Ice Cream Everywhere Lesson Plan
Students read and discuss this fun rhyming book before participating in three related activities.
- Grades: PreK–K, 1–2
Subject Area: Language Arts
This Rhyme Time Reader, celebrating the joys of eating ice cream, will appeal to children while reinforcing essential literacy skills that lead to reading success. A note to parents from an education specialist gives specific examples of how to use the book with children to support literacy development.
Children will engage in activities to hear and identify rhyming words, read familiar words on their own, relate personal experiences to the text, and develop creative-thinking and writing skills.
Show the children the book Ice Cream Everywhere. First ask your students if they like ice cream. Do they have a favorite flavor? Next, ask them to describe their favorite ice cream treat (E.g., ice cream cone, sandwich, sundae, banana split, etc.). Record their comments on chart paper. Review the list with them. Can they think of any more ice cream treats to add to the list? Tell them that they will read the book and compare their favorite ways to eat ice cream with those depicted in the story.
Ask the children to share their favorite part of the story. Did the story remind them of an experience they have had? Compare their ice cream list with the book to see if their favorite ice cream treats were depicted.
Time to Chime!
- Reread the story several times so the children become familiar with the text. Read with expression to emphasize the rhythm, rhyme, and joyous mood of the story. As you reread the book encourage the class to chime in. Leave off the last rhyming word of each rhyming-word set so they can complete the sentence. Encourage them to read familiar words like I, you, and, we, all, in, and the.

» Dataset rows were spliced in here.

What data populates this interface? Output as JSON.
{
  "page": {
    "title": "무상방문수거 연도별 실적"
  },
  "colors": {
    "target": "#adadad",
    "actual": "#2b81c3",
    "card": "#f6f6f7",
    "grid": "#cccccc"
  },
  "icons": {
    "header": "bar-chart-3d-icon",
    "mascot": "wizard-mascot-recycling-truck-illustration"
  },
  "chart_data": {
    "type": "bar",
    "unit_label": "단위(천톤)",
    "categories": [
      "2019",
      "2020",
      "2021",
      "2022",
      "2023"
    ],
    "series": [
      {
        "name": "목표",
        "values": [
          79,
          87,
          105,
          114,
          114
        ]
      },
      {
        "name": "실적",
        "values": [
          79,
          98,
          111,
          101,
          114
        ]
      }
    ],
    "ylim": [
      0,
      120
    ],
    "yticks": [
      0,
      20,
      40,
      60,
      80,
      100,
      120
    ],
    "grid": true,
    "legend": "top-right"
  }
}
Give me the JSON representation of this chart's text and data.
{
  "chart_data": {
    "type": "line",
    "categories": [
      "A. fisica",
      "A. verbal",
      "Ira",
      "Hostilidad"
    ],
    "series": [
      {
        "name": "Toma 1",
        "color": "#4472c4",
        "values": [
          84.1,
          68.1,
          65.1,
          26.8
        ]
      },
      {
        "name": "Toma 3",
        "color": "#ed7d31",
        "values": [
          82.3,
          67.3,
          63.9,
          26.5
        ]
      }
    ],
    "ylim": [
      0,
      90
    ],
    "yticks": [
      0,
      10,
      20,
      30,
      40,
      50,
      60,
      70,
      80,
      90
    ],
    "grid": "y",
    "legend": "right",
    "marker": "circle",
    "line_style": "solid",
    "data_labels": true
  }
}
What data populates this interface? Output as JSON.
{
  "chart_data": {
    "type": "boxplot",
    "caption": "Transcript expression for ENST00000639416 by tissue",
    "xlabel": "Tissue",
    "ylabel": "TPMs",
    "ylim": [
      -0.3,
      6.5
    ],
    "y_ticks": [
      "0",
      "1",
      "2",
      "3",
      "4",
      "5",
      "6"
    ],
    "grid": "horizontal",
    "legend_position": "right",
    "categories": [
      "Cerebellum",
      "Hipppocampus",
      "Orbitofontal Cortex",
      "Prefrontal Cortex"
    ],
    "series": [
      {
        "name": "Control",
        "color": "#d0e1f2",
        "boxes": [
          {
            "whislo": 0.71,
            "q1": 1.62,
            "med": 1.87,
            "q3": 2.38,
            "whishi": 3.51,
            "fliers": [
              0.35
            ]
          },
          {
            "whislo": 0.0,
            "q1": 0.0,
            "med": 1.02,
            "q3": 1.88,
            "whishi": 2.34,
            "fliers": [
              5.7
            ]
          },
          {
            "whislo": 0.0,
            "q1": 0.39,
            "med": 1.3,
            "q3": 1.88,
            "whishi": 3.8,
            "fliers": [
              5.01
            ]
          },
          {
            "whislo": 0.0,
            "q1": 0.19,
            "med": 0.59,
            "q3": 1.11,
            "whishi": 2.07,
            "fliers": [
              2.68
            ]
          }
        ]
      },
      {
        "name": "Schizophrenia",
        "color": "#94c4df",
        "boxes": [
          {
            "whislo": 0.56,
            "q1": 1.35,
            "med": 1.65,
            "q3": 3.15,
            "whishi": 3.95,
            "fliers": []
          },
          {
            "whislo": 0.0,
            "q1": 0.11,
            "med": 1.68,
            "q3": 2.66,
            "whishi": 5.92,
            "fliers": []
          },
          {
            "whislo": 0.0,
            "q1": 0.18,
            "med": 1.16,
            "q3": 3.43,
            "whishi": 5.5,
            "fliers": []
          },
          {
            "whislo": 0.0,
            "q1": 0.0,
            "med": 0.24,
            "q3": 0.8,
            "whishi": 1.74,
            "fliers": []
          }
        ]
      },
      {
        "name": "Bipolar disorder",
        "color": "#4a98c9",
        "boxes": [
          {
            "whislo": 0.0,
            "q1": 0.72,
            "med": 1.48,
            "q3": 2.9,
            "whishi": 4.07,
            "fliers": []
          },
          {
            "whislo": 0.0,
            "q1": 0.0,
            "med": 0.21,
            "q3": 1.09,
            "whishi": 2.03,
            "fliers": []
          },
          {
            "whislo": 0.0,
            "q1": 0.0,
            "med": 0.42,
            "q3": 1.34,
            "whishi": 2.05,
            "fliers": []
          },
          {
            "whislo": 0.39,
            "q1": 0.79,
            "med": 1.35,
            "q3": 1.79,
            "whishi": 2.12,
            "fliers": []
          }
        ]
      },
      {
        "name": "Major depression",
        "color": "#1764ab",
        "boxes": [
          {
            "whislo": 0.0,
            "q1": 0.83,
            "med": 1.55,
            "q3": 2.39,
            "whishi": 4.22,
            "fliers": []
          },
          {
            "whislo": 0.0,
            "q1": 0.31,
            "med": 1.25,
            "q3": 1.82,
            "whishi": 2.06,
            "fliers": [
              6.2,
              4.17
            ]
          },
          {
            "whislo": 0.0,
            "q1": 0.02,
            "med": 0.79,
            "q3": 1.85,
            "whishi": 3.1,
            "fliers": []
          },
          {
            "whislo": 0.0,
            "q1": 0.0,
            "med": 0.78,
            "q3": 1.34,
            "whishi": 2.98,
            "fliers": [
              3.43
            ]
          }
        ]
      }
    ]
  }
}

- Now invite the children to read the story together without a teacher. Encourage them to read with expression. They can even add hand movements to dramatize the different ways to eat ice cream as they pretend to slurp a float, make ice cream soup, or lick ice cream on a stick.
Rhyming Words for Writing Words
- Index cards
- Small basket or index card holder
- Lined writing paper
- Ask the children to identify the rhyming-word sets in the book. Have them take turns reading each page. Then ask the child who just read to identify the two rhyming words. Write both rhyming words on an index card. Leave space so additional rhyming words can be added later.
- After they have recorded all of the rhyming words, ask them to notice which words have similar spellings and which words are very different. Invite them to discuss the differences and similarities.
- Divide the cards among the children during small-group time. Ask each group to think of additional words that rhyme with the words listed on the cards and add them to the list.
- Place the rhyming-word cards in a container in the writing area. Include additional index cards with high-frequency words. Invite the children to use the word cards to compose their own stories. Encourage them to try and develop sentences that use rhyming words. Provide time for them to share their stories with their classmates.
Ice Cream Dream Treat
- Construction paper, drawing paper, and lined paper
- Glue sticks
- Child safety scissors
- Pencils, crayons, and markers
- Provide the children with a variety of art materials and ask them to design an ice cream dream treat. It can be a drawing or collage of a dream ice cream cone, sundae, or something very imaginative such as a bathtub filled with ice cream. Encourage creativity and individuality.
- After they have completed their art project, provide them with writing materials to create a story about their ice cream dream treat. Schedule a day for children to share their work with classmates. Celebrate their accomplishments with an ice cream party.
Other Books About Ice Cream
Ice Cream Bear by Jez Alborough
This bear loves ice cream so much that he dreams it is snowing ice cream.
From Cow to Ice Cream by Bertram T. Knight
Nonfiction photographic book shows the process of how milk is made into ice cream.
Simply Delicious by Margaret Mahy
This rhythmic story, using repetition and onomatopoetic language, describes the humorous adventure of Mr. Minky, who brings home a double-dip-chocolate-chip-and-cherry ice cream cone for his little boy.